25 novembre 2019 • Opinion •
Les données personnelles ne représentent qu’une proportion infinitésimale des traces numériques que nous laissons. C’est pourquoi le Règlement européen de protection des données (RGPD), fondé sur de simples fichages basiques, est caduc à peine né.
Une nouvelle fois, la stratégie commerciale des Gafam dans le secteur de la santé s’invite dans l’actualité.

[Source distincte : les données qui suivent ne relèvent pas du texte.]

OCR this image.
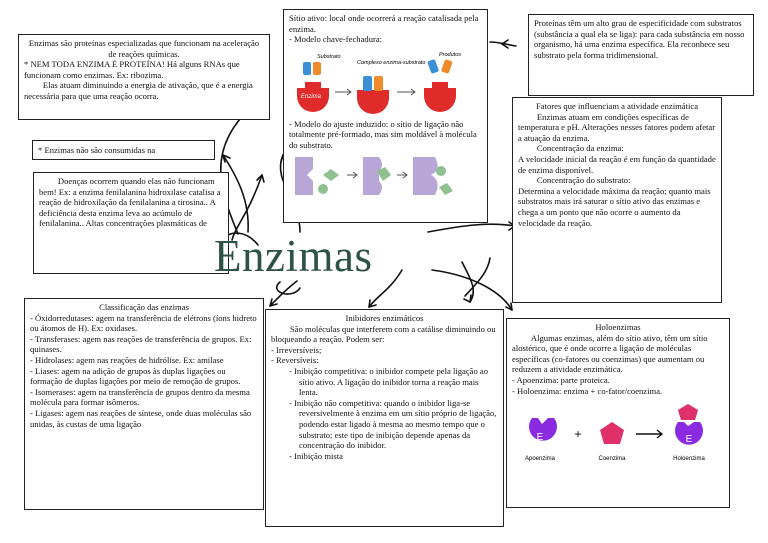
Enzimas são proteínas especializadas que funcionam na aceleração de reações químicas.

* NEM TODA ENZIMA É PROTEÍNA! Há alguns RNAs que funcionam como enzimas. Ex: ribozima.

Elas atuam diminuindo a energia de ativação, que é a energia necessária para que uma reação ocorra.

* Enzimas não são consumidas na

Doenças ocorrem quando elas não funcionam bem! Ex: a enzima fenilalanina hidroxilase catalisa a reação de hidroxilação da fenilalanina a tirosina.. A deficiência desta enzima leva ao acúmulo de fenilalanina.. Altas concentrações plasmáticas de

Sítio ativo: local onde ocorrerá a reação catalisada pela enzima.

- Modelo chave-fechadura:

Enzima
Substrato
Complexo enzima-substrato
Produtos

- Modelo do ajuste induzido: o sítio de ligação não totalmente pré-formado, mas sim moldável à molécula do substrato.

Proteínas têm um alto grau de especificidade com substratos (substância a qual ela se liga): para cada substância em nosso organismo, há uma enzima específica. Ela reconhece seu substrato pela forma tridimensional.

Fatores que influenciam a atividade enzimática

Enzimas atuam em condições específicas de temperatura e pH. Alterações nesses fatores podem afetar a atuação da enzima.

Concentração da enzima:

A velocidade inicial da reação é em função da quantidade de enzima disponível.

Concentração do substrato:

Determina a velocidade máxima da reação; quanto mais substratos mais irá saturar o sítio ativo das enzimas e chega a um ponto que não ocorre o aumento da velocidade da reação.

Enzimas

Classificação das enzimas

- Óxidorredutases: agem na transferência de elétrons (íons hidreto ou átomos de H). Ex: oxidases.

- Transferases: agem nas reações de transferência de grupos. Ex: quinases.

- Hidrolases: agem nas reações de hidrólise. Ex: amilase

- Liases: agem na adição de grupos às duplas ligações ou formação de duplas ligações por meio de remoção de grupos.

- Isomerases: agem na transferência de grupos dentro da mesma molécula para formar isômeros.

- Ligases: agem nas reações de síntese, onde duas moléculas são unidas, às custas de uma ligação

Inibidores enzimáticos

São moléculas que interferem com a catálise diminuindo ou bloqueando a reação. Podem ser:

- Irreversíveis;

- Reversíveis:

- Inibição competitiva: o inibidor compete pela ligação ao sítio ativo. A ligação do inibidor torna a reação mais lenta.

- Inibição não competitiva: quando o inibidor liga-se reversivelmente à enzima em um sítio próprio de ligação, podendo estar ligado à mesma ao mesmo tempo que o substrato; este tipo de inibição depende apenas da concentração do inibidor.

- Inibição mista

Holoenzimas

Algumas enzimas, além do sítio ativo, têm um sítio alostérico, que é onde ocorre a ligação de moléculas específicas (co-fatores ou coenzimas) que aumentam ou reduzem a atividade enzimática.

- Apoenzima: parte proteica.

- Holoenzima: enzima + co-fator/coenzima.

E
Apoenzima
+
Coenzima
E
Holoenzima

Cette fois-ci, c’est Google qui est épinglé par le Wall Street journal au sujet de son projet Nightingale (« Rossignol » en français), jusqu’ici resté plutôt discret et qui lui a permis de recueillir les données personnelles sur la santé de millions d’Américains grâce à un partenariat avec Ascension, le deuxième réseau de santé aux États-Unis.

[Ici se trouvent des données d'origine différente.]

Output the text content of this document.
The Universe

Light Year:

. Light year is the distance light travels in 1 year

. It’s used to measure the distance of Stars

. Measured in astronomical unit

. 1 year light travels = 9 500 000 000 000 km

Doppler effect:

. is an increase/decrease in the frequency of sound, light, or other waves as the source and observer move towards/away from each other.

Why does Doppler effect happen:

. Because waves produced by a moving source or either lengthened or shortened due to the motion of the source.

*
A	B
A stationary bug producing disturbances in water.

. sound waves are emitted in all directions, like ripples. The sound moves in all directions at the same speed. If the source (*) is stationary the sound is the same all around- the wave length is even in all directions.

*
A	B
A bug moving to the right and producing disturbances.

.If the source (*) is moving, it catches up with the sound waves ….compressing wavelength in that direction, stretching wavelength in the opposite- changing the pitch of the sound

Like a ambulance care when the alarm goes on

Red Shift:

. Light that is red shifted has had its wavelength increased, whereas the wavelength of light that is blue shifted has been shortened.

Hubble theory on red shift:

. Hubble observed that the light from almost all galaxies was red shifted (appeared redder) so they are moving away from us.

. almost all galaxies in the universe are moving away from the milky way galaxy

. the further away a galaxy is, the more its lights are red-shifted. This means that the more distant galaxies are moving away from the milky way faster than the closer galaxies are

La collecte et le traitement des données des patients est en effet devenu un enjeu majeur pour les Gafam qui souhaitent se tailler la part du lion dans le business de la santé en devenant « tiers de confiance » entre le patient et le soignant.
Par sa dimension intime, affective ou dramatique, le domaine de la santé met plus que tout autre en lumière la stratégie globale des géants du numérique qui cherchent à investir tous les champs de la vie économique ou sociale. Cette stratégie repose sur la captation massive de données, si insignifiantes puissent-elles paraître de prime abord, et leur traitement au travers d’algorithmes ou d’IA afin de nous connaître mieux que notre propre médecin, parfois mieux que nous-même. Cette collecte ne s’arrête pas à la porte du cabinet médical ou de l’hôpital mais nous suit dans notre quotidien, à chaque seconde de la journée dans notre vie professionnelle, personnelle ou familiale.

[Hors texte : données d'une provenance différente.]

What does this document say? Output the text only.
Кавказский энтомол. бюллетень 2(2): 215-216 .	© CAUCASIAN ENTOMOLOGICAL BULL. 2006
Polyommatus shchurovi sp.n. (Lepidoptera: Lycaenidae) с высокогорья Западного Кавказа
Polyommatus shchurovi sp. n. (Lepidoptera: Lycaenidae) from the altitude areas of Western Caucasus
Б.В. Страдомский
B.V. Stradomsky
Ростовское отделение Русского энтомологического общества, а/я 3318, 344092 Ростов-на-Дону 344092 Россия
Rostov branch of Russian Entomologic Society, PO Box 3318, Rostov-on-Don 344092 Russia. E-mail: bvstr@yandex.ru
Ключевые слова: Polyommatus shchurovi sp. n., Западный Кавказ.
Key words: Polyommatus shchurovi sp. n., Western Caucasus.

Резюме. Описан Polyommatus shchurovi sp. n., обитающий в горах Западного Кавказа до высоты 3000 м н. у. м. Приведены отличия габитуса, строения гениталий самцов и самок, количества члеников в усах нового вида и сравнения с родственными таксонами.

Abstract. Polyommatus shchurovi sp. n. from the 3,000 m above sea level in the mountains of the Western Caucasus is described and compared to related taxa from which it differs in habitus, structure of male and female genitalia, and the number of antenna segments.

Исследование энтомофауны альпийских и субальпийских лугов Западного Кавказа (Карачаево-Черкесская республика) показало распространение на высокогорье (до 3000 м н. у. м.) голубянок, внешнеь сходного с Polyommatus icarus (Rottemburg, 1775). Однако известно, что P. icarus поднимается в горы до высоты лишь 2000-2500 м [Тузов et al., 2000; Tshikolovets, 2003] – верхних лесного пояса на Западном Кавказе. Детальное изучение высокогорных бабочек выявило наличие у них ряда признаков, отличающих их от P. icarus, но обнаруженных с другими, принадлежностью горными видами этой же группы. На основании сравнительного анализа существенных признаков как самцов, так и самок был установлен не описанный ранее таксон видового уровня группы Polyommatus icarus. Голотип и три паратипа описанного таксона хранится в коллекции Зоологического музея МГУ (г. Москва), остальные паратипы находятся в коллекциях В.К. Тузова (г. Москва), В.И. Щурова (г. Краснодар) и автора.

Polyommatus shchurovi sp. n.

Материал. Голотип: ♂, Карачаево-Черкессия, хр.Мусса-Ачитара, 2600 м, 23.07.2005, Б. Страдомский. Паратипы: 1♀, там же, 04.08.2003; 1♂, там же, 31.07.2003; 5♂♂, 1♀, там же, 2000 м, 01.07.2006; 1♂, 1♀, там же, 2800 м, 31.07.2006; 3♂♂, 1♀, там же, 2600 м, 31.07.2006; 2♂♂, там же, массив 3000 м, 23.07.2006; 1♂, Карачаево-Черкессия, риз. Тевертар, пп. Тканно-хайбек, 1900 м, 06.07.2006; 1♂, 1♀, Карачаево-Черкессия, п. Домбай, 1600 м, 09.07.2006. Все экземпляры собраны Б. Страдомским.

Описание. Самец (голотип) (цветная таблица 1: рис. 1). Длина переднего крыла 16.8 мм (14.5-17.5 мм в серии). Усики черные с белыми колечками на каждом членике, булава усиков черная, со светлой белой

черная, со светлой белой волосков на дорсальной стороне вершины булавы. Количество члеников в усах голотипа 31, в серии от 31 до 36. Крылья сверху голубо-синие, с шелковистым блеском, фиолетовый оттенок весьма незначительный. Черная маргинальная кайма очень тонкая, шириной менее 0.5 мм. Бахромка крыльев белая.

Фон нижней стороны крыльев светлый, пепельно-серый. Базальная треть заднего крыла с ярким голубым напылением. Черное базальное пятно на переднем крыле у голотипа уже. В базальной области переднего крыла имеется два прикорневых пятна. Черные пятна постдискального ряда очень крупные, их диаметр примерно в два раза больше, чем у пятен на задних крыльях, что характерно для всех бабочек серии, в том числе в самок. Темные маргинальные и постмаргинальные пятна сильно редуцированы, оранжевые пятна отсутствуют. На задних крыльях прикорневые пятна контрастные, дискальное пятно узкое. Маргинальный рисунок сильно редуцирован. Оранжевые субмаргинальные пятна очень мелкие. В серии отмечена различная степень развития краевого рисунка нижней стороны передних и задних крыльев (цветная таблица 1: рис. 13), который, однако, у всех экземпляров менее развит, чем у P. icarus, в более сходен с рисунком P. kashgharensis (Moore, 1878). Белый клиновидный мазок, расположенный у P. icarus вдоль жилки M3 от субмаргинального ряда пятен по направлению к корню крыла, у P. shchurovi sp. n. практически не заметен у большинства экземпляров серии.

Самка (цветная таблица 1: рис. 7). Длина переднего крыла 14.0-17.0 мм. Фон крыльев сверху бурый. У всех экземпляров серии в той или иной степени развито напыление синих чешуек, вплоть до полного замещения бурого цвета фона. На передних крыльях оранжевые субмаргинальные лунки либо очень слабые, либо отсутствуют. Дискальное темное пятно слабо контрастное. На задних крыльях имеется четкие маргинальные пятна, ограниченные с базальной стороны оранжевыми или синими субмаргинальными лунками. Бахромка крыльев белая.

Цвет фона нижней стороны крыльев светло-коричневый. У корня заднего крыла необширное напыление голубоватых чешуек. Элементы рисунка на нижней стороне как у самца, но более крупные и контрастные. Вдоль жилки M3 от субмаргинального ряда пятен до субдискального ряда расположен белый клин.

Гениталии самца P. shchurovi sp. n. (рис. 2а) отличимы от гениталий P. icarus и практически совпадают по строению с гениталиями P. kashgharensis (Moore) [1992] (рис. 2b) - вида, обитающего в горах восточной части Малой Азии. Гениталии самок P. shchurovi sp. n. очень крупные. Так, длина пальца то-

Quoiqu’on en pense et bien qu’éthiquement très contestable, cette pratique est légale aux États-Unis. Mais qu’en est-il en Europe ? Le fameux Règlement général sur la protection des données (RGPD), adopté en 2016 et applicable depuis mai 2018, constitue-t-il une garantie satisfaisante ?
Nullement. Ce bouclier ultime, constitue une ligne de défense déjà dépassée. En effet, si elle garantit les individus contre l’arbitraire de fichages que l’on peut qualifier de basiques (sexe, race, orientation sexuelle, tendance politique ou syndicale, etc.), la protection des données personnelles est inefficace contre la « concaténation » de données brutes non-personnelles qui, une fois agrégées et reconstituées, permettent d’arriver au même résultat.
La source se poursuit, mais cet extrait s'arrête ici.